A Thunder Bay woman is speaking out about a disturbing incident that happened in a local nursing home two years ago.

In September 2011, Eileen Laplante's mother, Bertha Lawrence, was 100 years old and living at Lakehead Manor.

That month, a Ministry of Health and Long-Term Care inspector called Laplante with a question that remains seared in her memory.

"[She asked], was I aware that my mother had an open wound on her leg that had maggots in it?" Laplante recalled. "I was horrified."

Eileen Laplante

Eileen Laplante hopes that sharing her late mother's experience in long-term care will help prevent other residents from suffering neglect. (Nicole Ireland/CBC)

According to a Ministry of Health and Long-Term Care inspection report, Lakehead Manor not only didn't inform Laplante that the gruesome discovery had been made on August 15; there was also no documentation of how long the wound had been there.  

The ministry report said "Bertha Lawrence's right leg wound was documented as 'grey oozing drainage noted, dressing covered with non-adherent dressing ... Rancid odour. On closer inspection, writer noticed maggots under dressing.'"

The report also said a review of treatment records showed that required dressing changes were not completed on 17 separate occasions between August 20 and September 7, 2011. 

"I'd never in my life heard anything that horrifying," Laplante told CBC News. "That there could be that kind of neglect."

The inspector cited Lakehead Manor for neglect under the Ontario's Long-Term Care Homes Act, and issued a compliance order to ensure proper skin and wound care.

'No question we should have done better'

In an email response to CBC's inquiries on Thursday, a health ministry spokesperson confirmed that the home passed a follow-up inspection in November 2011.   

Laplante said she visited her mother regularly, but never saw the wound because Lawrence was clothed. 

When she learned what had happened, she told a Lakehead Manor administrator that she wanted her mother moved to another home. 

That never happened and Lawrence died soon after. Laplante believes her mother never realized the wound was there, or that maggots had set in.   

But she is still haunted by guilt. 

"I feel like I didn't do as much as I should have," Laplante said. "And I was there.  I was there every day."

Lakehead Manor

In 2011, a Ministry of Health and Long-Term Care inspector cited Lakehead Manor for neglect after a wound infested with maggots was found on 100-year-old Bertha Lawrence's leg. (Revera Living website)

Lakehead Manor is operated by Revera Long-Term Care. 

In an email to CBC News on Thursday, Revera spokesperson Sandra Vlaar Ingram said the incident was "completely unacceptable, and the Ministry's report clearly demonstrates that Lakehead did not meet our quality standards in this case. There is no question we should have done better, and we sincerely apologize to the family."

Vlaar Ingram noted that since 2011, the company has replaced the leadership at Lakehead Manor and increased the skin and wound care expertise in the facility.

Laplante said she decided to go public with her late mother's story when she heard CBC's recent series on long-term care in Thunder Bay. 

"Whoever is running these facilities has to be told that they have to do it properly," she said. "They can't be allowed to treat our elderly people like this. It's just wrong."

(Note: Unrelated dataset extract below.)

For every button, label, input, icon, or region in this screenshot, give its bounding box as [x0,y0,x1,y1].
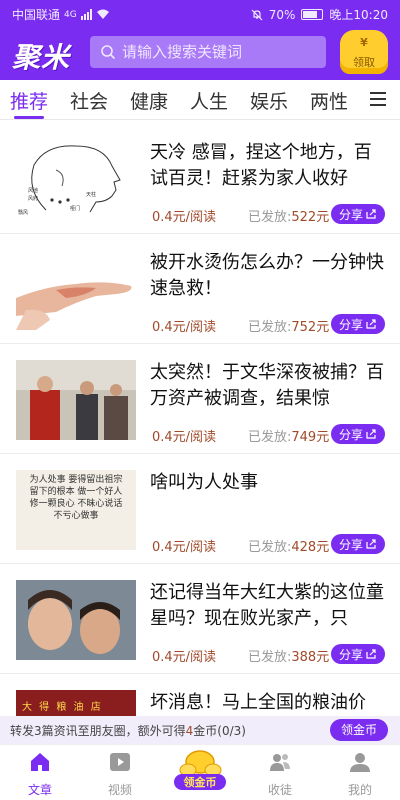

Full statement from Revera Long-Term Care and Lakehead Manor:

"Wound care is an integral part of quality, person-centred care in long term care and we take it very seriously. We can't comment on the details of a specific individual's care, because privacy laws prohibit us from discussing personal health information.  This situation from 2011 was completely unacceptable, and the Ministry's report clearly demonstrates that Lakehead did not meet our quality standards in this case. There is no question we should have done better, and we sincerely apologize to the family.
 
Since 2011, we have worked diligently to improve at Lakehead, including: new site leadership; building staff competency through training and continued integration of Revera's Skin and Wound Care program; and increased clinical supervision and monitoring through regional clinicians and Nurse Practitioners with advanced wound care expertise. We work hard to continually learn and improve how we serve seniors, and strive to meet our regulatory requirements in this and all areas of care.  We are committed to providing a safe and supportive environment in which all of our clients are treated with dignity and respect."